Tuesday, February 14, 2017

Award Coin & New Merchandise

Remember the Shelf Unbound Best Indie Book Competition, in which I was a runner-up with Black Tree? Well, the award coins have come in, and my coin is particularly excited to be home. I've set it up on top of my display copy of the book.

Once again, I'd like to say that it's nice to get outside acknowledgement that I created something worthwhile. It's a pleasure to have individuals say that they liked your book, but it's an even further honor to have any kind of recognition from a bigger group or organization.

I'm also taking this moment to make an announcement. I've opened up a store on Zazzle where you can buy Black Tree merchandise. Shirts, tote bags, stickers, mugs, that sort of thing. Definitely let me know if you have ideas for other products or designs, or if there is maybe a quote you'd like me to use in a design. The link to the store is www.zazzle.com/deannaskaggs.

Tuesday, January 31, 2017

A Pictorial Look at Black Tree - IV.I

As you'll know if you also read my blog, I've been busy moving down to the Phoenix area, hence my lack of attention toward such Internet things as this collection of pictures. But I am back now, and today I'm sharing what will pretty much be the only pictures representing the location of the first narrator in Black Tree.

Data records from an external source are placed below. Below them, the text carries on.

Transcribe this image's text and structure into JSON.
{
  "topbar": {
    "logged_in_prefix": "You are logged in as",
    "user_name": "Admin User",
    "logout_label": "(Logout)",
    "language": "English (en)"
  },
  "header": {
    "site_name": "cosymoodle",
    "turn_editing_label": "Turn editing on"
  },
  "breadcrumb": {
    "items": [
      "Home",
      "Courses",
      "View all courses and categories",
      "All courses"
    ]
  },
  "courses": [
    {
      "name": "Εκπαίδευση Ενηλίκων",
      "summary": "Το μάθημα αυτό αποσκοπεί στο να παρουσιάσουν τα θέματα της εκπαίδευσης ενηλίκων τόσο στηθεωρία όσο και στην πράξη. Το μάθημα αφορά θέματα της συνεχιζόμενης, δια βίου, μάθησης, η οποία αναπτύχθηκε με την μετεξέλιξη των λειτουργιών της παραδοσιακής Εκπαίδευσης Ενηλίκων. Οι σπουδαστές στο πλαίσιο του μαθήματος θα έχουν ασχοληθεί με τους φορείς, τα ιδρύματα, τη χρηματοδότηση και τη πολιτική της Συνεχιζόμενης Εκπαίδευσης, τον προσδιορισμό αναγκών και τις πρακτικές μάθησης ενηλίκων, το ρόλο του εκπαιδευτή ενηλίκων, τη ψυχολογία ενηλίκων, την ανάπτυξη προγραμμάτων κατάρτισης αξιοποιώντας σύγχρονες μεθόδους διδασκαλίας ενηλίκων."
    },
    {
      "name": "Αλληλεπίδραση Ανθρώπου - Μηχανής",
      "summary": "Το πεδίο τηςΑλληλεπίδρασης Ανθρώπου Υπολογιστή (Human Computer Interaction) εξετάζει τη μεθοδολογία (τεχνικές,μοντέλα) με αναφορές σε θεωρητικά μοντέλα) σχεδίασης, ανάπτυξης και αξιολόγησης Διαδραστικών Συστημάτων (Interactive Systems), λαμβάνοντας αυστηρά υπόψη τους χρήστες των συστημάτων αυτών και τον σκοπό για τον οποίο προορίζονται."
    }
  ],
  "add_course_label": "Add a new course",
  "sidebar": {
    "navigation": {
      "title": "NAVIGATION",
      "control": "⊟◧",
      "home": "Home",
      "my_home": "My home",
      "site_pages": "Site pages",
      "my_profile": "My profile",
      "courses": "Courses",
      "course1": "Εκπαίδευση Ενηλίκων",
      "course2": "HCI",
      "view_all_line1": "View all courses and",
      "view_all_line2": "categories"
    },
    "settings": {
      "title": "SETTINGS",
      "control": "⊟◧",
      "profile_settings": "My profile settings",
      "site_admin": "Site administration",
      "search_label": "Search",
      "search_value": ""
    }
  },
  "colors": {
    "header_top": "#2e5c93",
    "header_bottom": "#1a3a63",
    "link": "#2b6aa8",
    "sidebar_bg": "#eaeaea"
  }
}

I based her setting on the coast of California near Cambria, where I stayed back in 2009 while visiting the nearby Hearst Castle. The castle is a beautiful collection of artwork and architecture, yet I was as much taken by the tiny town of Cambria and the cold, rugged beach.

I intentionally never mentioned California in the book because at first I wasn't sure if I wanted these scenes to take place in California or to simply be inspired by the location. Now I simply prefer a more open-ended possibility. Maybe it's California; maybe it isn't. Maybe it's California during a time when there is no distinction between California and Arizona.

You might perhaps think, from the way that I wrote about this place, that I hated it. On the contrary, I loved it, and that's why I simply had to write about it in one way or another. 

I was used to the Southern California beaches with yellow sand, calmer and bluer waves, and sun behind the clouds. This beach was darker in all colors, with less sand and many rough, black rocks. 

The wind whipped about, and I walked around in knee-length shorts and a jacket, imagining myself a sailor on this rugged ocean. 

I took that idea of contrast from the familiar and I used that to describe such a cold and wet oceanside. From there, the contrast grew into straight shock and dislike; my narrator rejected the cold and the wet because it was different from what she knew. Ironic that it was my fascination that fueled her hatred.